Alan would reach his hand over and smile, saying, “Next time, sweet pea.” He knew about her clichéd dreams of becoming a famous singer and lighting up every billboard.
Nights like this were when Iris always wondered why her mother named her after something as showy as a flower—perhaps, because she wanted Iris to be more than her mother ever was, a housewife who lived in house dresses and flimsy shifts and forgot to take care of herself while she took care of her husband. A housewife who no longer went to church gatherings and no longer had friends because she forgot there was a world outside the one with silver pots and a sleeping baby firmly latched onto her hip. Iris would be the one to blossom outside those walls, while her mother knowingly confined herself further into bed sheets and homemade curtains, because she had already turned the lock on herself decades ago.
Wouldn’t Iris be the name of a star? Iris. Like Beyoncé or Rihanna, just a one word name that would promise show biz success. But as the name “Iris” was shouted like a dirty word every time she sang in her red heels and when “Iris” was accompanied by beer breath and searching hands, she no longer felt like her name was something to be proud of and something to be admired.

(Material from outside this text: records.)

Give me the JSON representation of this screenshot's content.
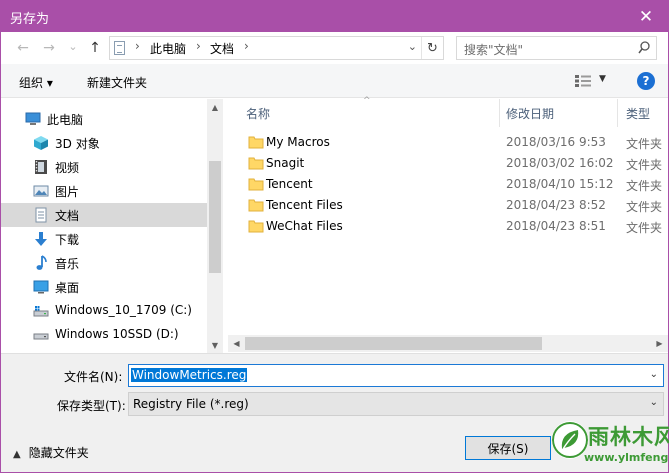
{
  "window": {
    "title": "另存为",
    "close_glyph": "✕",
    "accent": "#a94fa8"
  },
  "nav": {
    "back_glyph": "←",
    "forward_glyph": "→",
    "recent_glyph": "⌄",
    "up_glyph": "↑",
    "breadcrumbs": [
      "此电脑",
      "文档"
    ],
    "crumb_sep": "›",
    "address_dropdown_glyph": "⌄",
    "refresh_glyph": "↻",
    "search_placeholder": "搜索\"文档\""
  },
  "toolbar": {
    "organize_label": "组织 ▾",
    "new_folder_label": "新建文件夹",
    "view_dropdown_glyph": "▼",
    "help_label": "?"
  },
  "sidebar": {
    "items": [
      {
        "label": "此电脑",
        "icon": "computer-icon"
      },
      {
        "label": "3D 对象",
        "icon": "cube-3d-icon"
      },
      {
        "label": "视频",
        "icon": "video-icon"
      },
      {
        "label": "图片",
        "icon": "picture-icon"
      },
      {
        "label": "文档",
        "icon": "document-icon",
        "selected": true
      },
      {
        "label": "下载",
        "icon": "download-icon"
      },
      {
        "label": "音乐",
        "icon": "music-icon"
      },
      {
        "label": "桌面",
        "icon": "desktop-icon"
      },
      {
        "label": "Windows_10_1709 (C:)",
        "icon": "drive-icon"
      },
      {
        "label": "Windows 10SSD (D:)",
        "icon": "drive-icon"
      }
    ],
    "scroll_up_glyph": "▲",
    "scroll_down_glyph": "▼"
  },
  "files": {
    "columns": {
      "name": "名称",
      "modified": "修改日期",
      "type": "类型"
    },
    "sort_glyph": "^",
    "rows": [
      {
        "name": "My Macros",
        "date": "2018/03/16 9:53",
        "type": "文件夹"
      },
      {
        "name": "Snagit",
        "date": "2018/03/02 16:02",
        "type": "文件夹"
      },
      {
        "name": "Tencent",
        "date": "2018/04/10 15:12",
        "type": "文件夹"
      },
      {
        "name": "Tencent Files",
        "date": "2018/04/23 8:52",
        "type": "文件夹"
      },
      {
        "name": "WeChat Files",
        "date": "2018/04/23 8:51",
        "type": "文件夹"
      }
    ],
    "scroll_left_glyph": "◀",
    "scroll_right_glyph": "▶"
  },
  "form": {
    "filename_label": "文件名(N):",
    "filename_value": "WindowMetrics.reg",
    "filetype_label": "保存类型(T):",
    "filetype_value": "Registry File (*.reg)",
    "dropdown_glyph": "⌄",
    "hide_folders_label": "隐藏文件夹",
    "hide_folders_glyph": "▲",
    "save_label": "保存(S)"
  },
  "watermark": {
    "brand": "雨林木风",
    "url": "www.ylmfeng.com"
  }
}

Instead, it felt like a name that had been turned foul and suggestive, like “Candy” or “Cherry”—a whore’s name.
Tonight, when she sat in her freezing apartment counting up the crumpled bills, she clutched the money to her chest and thought of the dream she had when she came to the city to become a singer. She wanted to make music and she wanted respect and love from the world, not the lusty leers of men who were failures in life, with their belches, pale and hanging bellies, and wives they abandoned every week to prey on fresh meat. And she would not be another failed, washed-up singer, who after losing her shallow beauty, married the first guy that offered her some quiet life, tucked in some cozy corner of the world where she could never get out again, forever suffocated by cooking and cleaning and the four white walls that would eventually become her prison, trapping her from the world’s light. Because irises eventually wither and die without light.
Irises may look exotic and fragile, but they are hardy and will not fade out. And as Iris rocked back and forth on her bare heels that were worn from blisters from the gaudy red shoes, she knew she would live up to her name.


The author's comments:

This piece examines the quiet contemplations of anybody who dares to dream big.